Educational attainments of both women and their partners were found to be very significant factors in the use of family planning methods. Unlike women with no formal education, women with some formal education were more likely to use modern methods of contraception. A similar relationship was established for their partners. Other researchers also found similar results in their studies [3134]. Beekle and McCabe [31] found lack of formal education to strongly reduce modern family planning use. This does not come as much of a surprise as higher education attainment increases female decision making power and awareness of the benefits of good family planning practices [17]. This study found that, Konkomba women compared to women from the other ethnic groups in the district had lower odds of practicing modern family planning. Lower educational attainment [20] may explain this finding.
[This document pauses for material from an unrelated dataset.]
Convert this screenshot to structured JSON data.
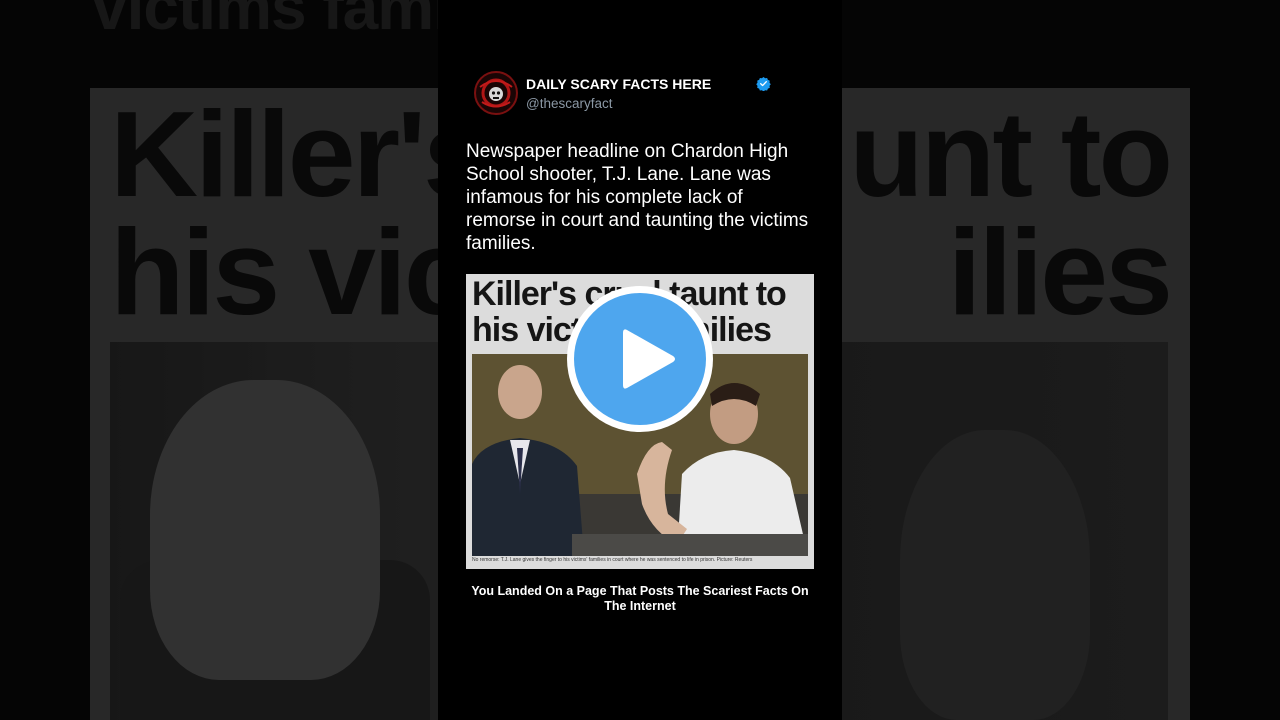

The results show that while family planning knowledge and awareness was widespread in the district, factors such as education, access to facilities and services and partner’s consent were significant determinants of modern family planning method use. Major determinants of low family planning use in the district, are low educational attainment of women in the district especially, the Konkomba women and strong socio-cultural beliefs amongst women, especially the belief that modern family planning use make women promiscuous. In addition to providing health facilities and consolidating the CHPS initiative in the district, policies directed towards improving modern family planning method use need to consider raising the levels of formal education. Promoting basic education, especially among females, will be a crucial step as the district is faced with high levels of school dropout and illiteracy.

The study was limited in the sense that while stratified sampling method was more preferred, the poor nature of household addresses in the district did not make this feasible to its full extent. Furthermore, the extent to which the findings from the study can be generalized is limited due to the various sample size adjustments performed. However, these limitations do not affect the reliability of the findings of the study.

Conclusion

This case–control study sought to determine factors influencing the use of modern family planning in the Nkwanta district of Ghana, especially those that influence low use. The results show that, while family planning knowledge and awareness are wide spread in the district, factors such as low educational attainment of women in the district and widespread socio-cultural beliefs about modern family planning are major barriers to family planning use in the district.

In addition to providing health facilities and consolidating the CHPS initiative in the district, policies directed towards improving modern family planning method use need to consider raising the levels of formal education. Promoting basic education, especially among females, will be a crucial step as the district is faced with high levels school dropout and illiteracy.